Âb-ı Hayat – 3925


Bir gün mübarek Hocamız sordular; Efendim, kâffe-i ehli imanın ervahına denilse bu herkesin ruhuna gider mi? Gider, buyurdular. Peki isim saymaya ne gerek var? Çünkü Cuma günleri mübarekler bir hatim duası yapıyordu, bir veya bir buçuk saat ne kadar isim varsa hepsini sayıyordu. O güne kadar vefat eden ehibbanın isimleri, amca, teyze, torun, o güne kadar vefat eden bütün arkadaşların tek tek isimleri zikrediliyordu. Bir gün arkadaşlardan birisi cesaret edip hocamıza bu durumu sual etmişti. Efendim kâffe-i ehli imanın ervahına denilse bu sevaplar bütün müslümanlara gider mi? Gider efendim buyurdular. Peki neden tek tek isimlerini sayıyoruz? Fark nedir? Buyurdular ki; Efendim, ismen sayıldığı vakit, o hediye edilen hatim, fatiha her ne varsa altın tabaklar içerisinde mevtaya verilirken, bunu sana şu kişi gönderdi derler.
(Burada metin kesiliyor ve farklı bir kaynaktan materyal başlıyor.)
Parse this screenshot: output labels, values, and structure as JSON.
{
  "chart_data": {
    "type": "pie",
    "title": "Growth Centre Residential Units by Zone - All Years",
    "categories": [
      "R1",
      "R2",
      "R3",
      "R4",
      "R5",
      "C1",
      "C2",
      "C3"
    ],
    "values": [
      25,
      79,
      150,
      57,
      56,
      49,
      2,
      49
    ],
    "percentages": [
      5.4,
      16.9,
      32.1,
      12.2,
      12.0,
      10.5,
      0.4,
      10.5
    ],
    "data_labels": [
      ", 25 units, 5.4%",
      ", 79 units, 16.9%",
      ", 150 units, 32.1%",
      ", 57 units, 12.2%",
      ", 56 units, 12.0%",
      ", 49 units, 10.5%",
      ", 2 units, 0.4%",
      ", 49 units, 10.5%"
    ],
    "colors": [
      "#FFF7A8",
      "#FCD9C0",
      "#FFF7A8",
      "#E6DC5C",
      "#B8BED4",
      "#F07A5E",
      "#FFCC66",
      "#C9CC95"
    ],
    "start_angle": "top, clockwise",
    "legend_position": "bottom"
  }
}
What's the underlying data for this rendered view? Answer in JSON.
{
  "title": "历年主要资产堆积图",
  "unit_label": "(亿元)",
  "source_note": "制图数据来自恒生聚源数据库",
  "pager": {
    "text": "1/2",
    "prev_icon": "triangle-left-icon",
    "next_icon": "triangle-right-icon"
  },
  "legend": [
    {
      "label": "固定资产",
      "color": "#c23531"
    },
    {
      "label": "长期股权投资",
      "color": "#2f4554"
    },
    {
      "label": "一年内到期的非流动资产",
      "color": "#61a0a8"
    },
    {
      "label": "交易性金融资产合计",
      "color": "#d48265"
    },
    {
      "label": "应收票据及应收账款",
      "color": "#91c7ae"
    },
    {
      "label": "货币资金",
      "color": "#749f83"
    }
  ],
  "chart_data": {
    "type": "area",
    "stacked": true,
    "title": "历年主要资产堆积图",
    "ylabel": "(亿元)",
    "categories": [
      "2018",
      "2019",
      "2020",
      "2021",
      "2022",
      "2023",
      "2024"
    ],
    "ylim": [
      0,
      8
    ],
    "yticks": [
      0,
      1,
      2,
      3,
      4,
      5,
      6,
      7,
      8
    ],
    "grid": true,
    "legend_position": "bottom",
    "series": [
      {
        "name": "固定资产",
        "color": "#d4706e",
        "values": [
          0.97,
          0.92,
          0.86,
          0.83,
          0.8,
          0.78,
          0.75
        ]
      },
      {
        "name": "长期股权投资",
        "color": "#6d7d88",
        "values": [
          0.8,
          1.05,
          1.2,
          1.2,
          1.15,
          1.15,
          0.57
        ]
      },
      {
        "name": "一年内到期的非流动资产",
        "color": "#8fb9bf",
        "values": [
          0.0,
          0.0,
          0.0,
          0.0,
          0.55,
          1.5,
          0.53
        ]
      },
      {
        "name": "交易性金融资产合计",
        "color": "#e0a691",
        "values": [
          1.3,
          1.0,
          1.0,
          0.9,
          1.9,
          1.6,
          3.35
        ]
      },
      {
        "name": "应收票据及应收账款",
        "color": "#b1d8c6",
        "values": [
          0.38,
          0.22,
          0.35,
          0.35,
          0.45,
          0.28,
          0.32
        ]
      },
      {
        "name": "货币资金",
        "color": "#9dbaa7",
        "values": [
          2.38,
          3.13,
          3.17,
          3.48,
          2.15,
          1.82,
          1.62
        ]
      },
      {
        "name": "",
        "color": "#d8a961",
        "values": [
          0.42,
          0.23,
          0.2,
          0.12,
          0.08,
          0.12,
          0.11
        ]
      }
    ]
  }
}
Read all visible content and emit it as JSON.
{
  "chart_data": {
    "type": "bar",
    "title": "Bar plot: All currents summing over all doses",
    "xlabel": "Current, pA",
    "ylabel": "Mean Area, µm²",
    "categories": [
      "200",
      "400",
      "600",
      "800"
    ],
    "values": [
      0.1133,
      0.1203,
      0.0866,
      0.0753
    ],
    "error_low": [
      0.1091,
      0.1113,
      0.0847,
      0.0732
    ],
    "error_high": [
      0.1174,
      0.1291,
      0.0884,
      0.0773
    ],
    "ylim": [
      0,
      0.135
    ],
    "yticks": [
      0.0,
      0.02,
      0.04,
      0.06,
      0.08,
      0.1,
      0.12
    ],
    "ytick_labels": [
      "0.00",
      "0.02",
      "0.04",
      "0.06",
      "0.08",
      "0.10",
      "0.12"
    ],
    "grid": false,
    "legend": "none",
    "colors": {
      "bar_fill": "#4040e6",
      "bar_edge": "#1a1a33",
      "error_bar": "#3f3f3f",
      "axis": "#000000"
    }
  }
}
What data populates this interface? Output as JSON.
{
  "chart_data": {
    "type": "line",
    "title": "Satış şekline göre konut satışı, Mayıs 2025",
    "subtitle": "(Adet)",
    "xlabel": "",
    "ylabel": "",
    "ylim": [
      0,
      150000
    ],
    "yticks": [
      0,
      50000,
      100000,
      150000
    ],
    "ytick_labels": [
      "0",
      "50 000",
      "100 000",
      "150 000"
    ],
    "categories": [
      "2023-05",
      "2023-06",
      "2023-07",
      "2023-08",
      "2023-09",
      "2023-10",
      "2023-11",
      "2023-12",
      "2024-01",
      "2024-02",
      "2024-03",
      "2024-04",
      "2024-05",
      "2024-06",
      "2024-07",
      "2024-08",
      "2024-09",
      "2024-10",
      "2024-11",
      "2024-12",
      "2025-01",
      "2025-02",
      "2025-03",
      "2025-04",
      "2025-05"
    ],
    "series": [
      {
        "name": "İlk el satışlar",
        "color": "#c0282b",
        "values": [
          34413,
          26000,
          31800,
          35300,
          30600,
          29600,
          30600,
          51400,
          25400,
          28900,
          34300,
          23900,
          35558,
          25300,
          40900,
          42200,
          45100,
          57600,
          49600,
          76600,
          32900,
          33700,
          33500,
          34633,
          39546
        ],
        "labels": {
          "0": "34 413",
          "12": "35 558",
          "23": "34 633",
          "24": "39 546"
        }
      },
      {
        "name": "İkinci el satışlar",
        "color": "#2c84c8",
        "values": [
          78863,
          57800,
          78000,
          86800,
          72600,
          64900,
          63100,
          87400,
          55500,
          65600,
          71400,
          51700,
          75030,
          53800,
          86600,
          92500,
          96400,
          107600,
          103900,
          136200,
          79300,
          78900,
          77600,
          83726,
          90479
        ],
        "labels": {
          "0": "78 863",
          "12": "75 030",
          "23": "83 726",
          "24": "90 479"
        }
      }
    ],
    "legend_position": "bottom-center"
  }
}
Kâffe-i ehli imanın ervahına denilince kim göndermişse onun ismi bildirilmez. Büyük bir zat ismen gönderilen bu sevapların kimden geldiğini bilirse o da ona dua eder. Bir fincanın kırk yıl hatırı vardır. Sen o büyük zata gönderme, ondan sonra da sen ondan bekle. Olmaz böyle bir şey kardeşim. Elimizdeki fırsatı kaçırmayalım, ismen gönderelim.